In a statement Friday, Insurance Commission Mike Kreidler called Trump’s move a “devastating blow to thousands of people in Washington.”

“I will be considering further action to challenge the decision and protect consumers and our individual health insurance market,” he said. He said that last year, CSRs to Washington insurers amounted to $65 million.

“Contrary to what the president says, these payments are not ‘kickbacks’ to health insurers but rather a lifeline for many consumers to afford coverage. The president’s combined decisions ignore consumer-protection recommendations from insurance regulators, doctors, health insurers, business organizations and advocates across the country,” he said.

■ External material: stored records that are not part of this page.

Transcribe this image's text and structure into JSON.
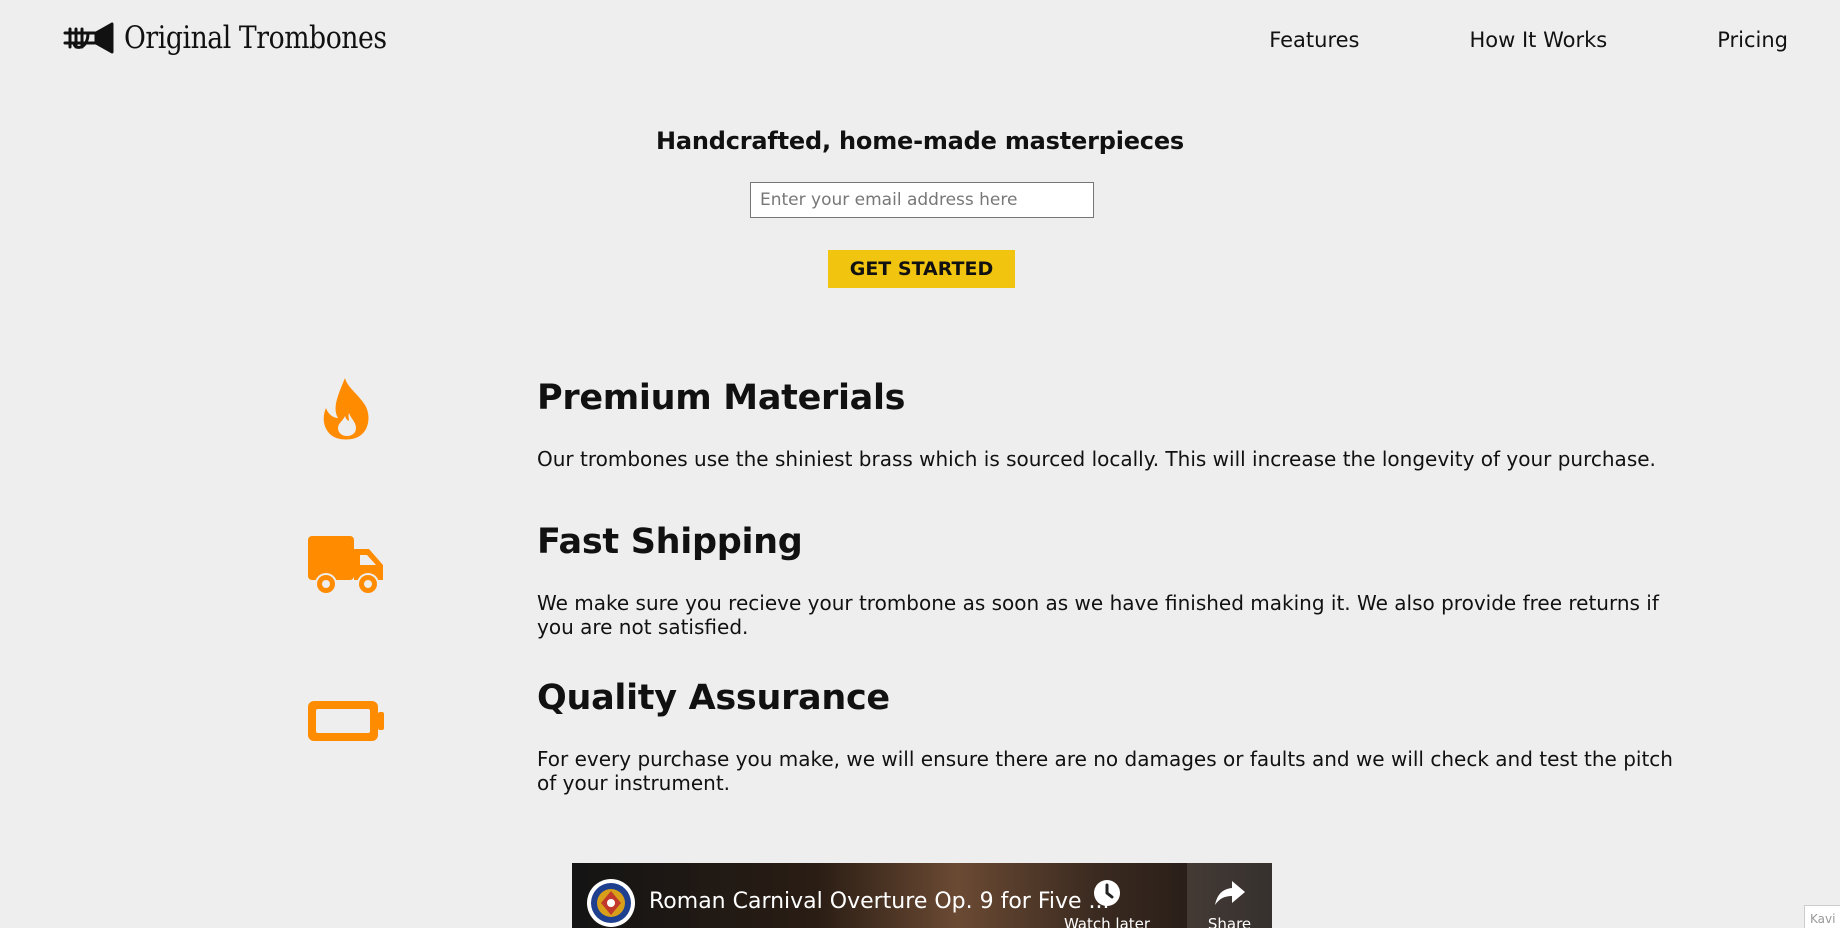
{
  "header": {
    "brand": "Original Trombones",
    "logo_icon": "trombone-icon",
    "nav": [
      {
        "label": "Features"
      },
      {
        "label": "How It Works"
      },
      {
        "label": "Pricing"
      }
    ]
  },
  "hero": {
    "title": "Handcrafted, home-made masterpieces",
    "email_placeholder": "Enter your email address here",
    "email_value": "",
    "cta_label": "GET STARTED"
  },
  "features": [
    {
      "icon": "fire-icon",
      "title": "Premium Materials",
      "description": "Our trombones use the shiniest brass which is sourced locally. This will increase the longevity of your purchase."
    },
    {
      "icon": "truck-icon",
      "title": "Fast Shipping",
      "description": "We make sure you recieve your trombone as soon as we have finished making it. We also provide free returns if you are not satisfied."
    },
    {
      "icon": "battery-icon",
      "title": "Quality Assurance",
      "description": "For every purchase you make, we will ensure there are no damages or faults and we will check and test the pitch of your instrument."
    }
  ],
  "video": {
    "title": "Roman Carnival Overture Op. 9 for Five ...",
    "watch_later_label": "Watch later",
    "share_label": "Share"
  },
  "corner_widget": {
    "label": "Kavi"
  },
  "colors": {
    "background": "#eeeeee",
    "accent": "#f1c40f",
    "icon": "#ff8c00"
  }
}
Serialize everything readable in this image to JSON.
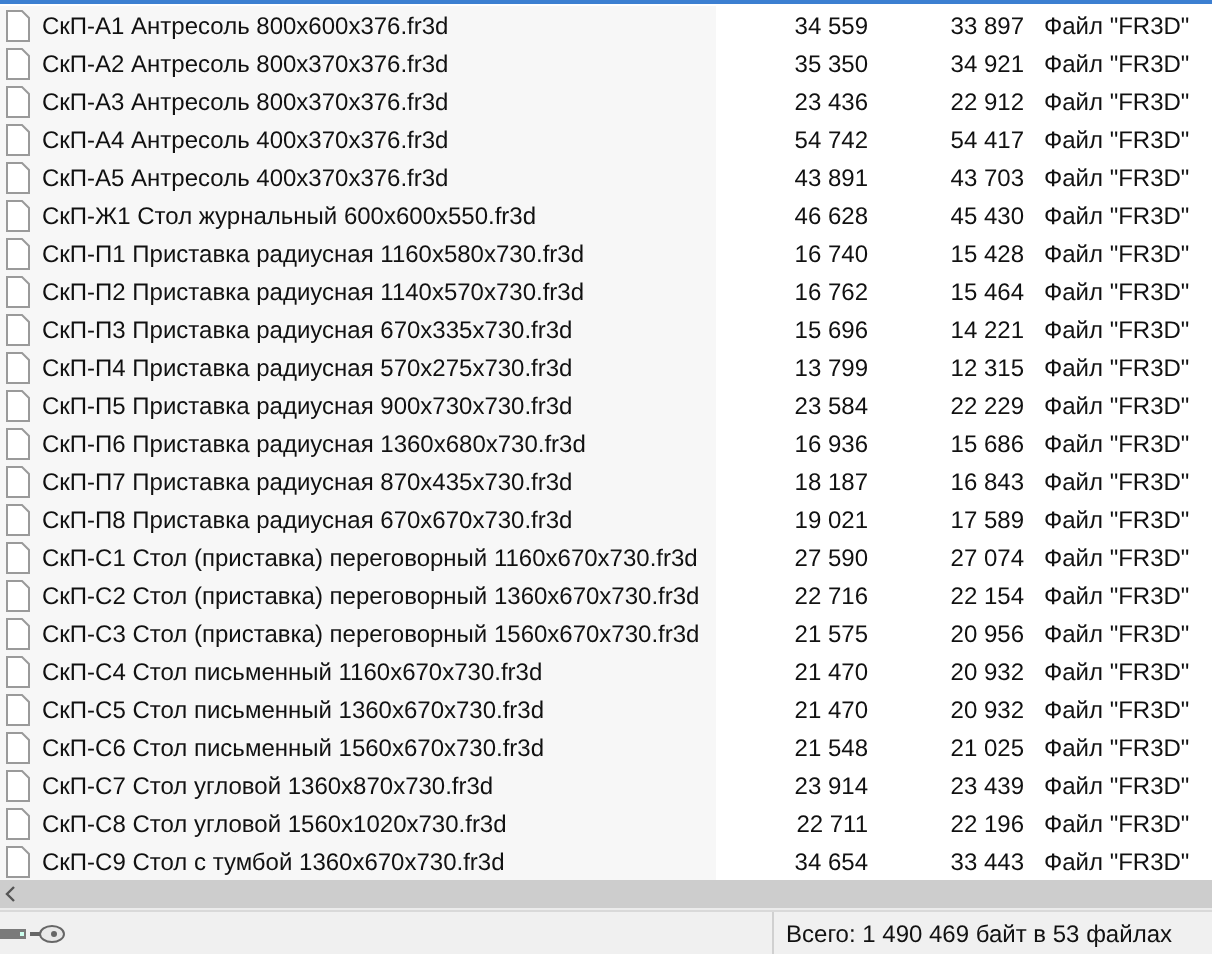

If his Twitter account is to be believed, Trump is using the payments as way to get Democrats to compromise on reforming President Obama’s signature heath care plan.

“The Democrats ObamaCare is imploding,” he wrote. “Massive subsidy payments to their pet insurance companies has stopped. Dems should call me to fix!” However, that fix will not be a bill co-sponsored by Washington Sen. Patty Murray, according to Politico. On Friday morning, Trump’s budget director Mick Mulvaney said the administration won’t support Murray-Alexander, the bipartisan health care bill crafted by Murray and Sen. Lamar Alexander, R-Tenn.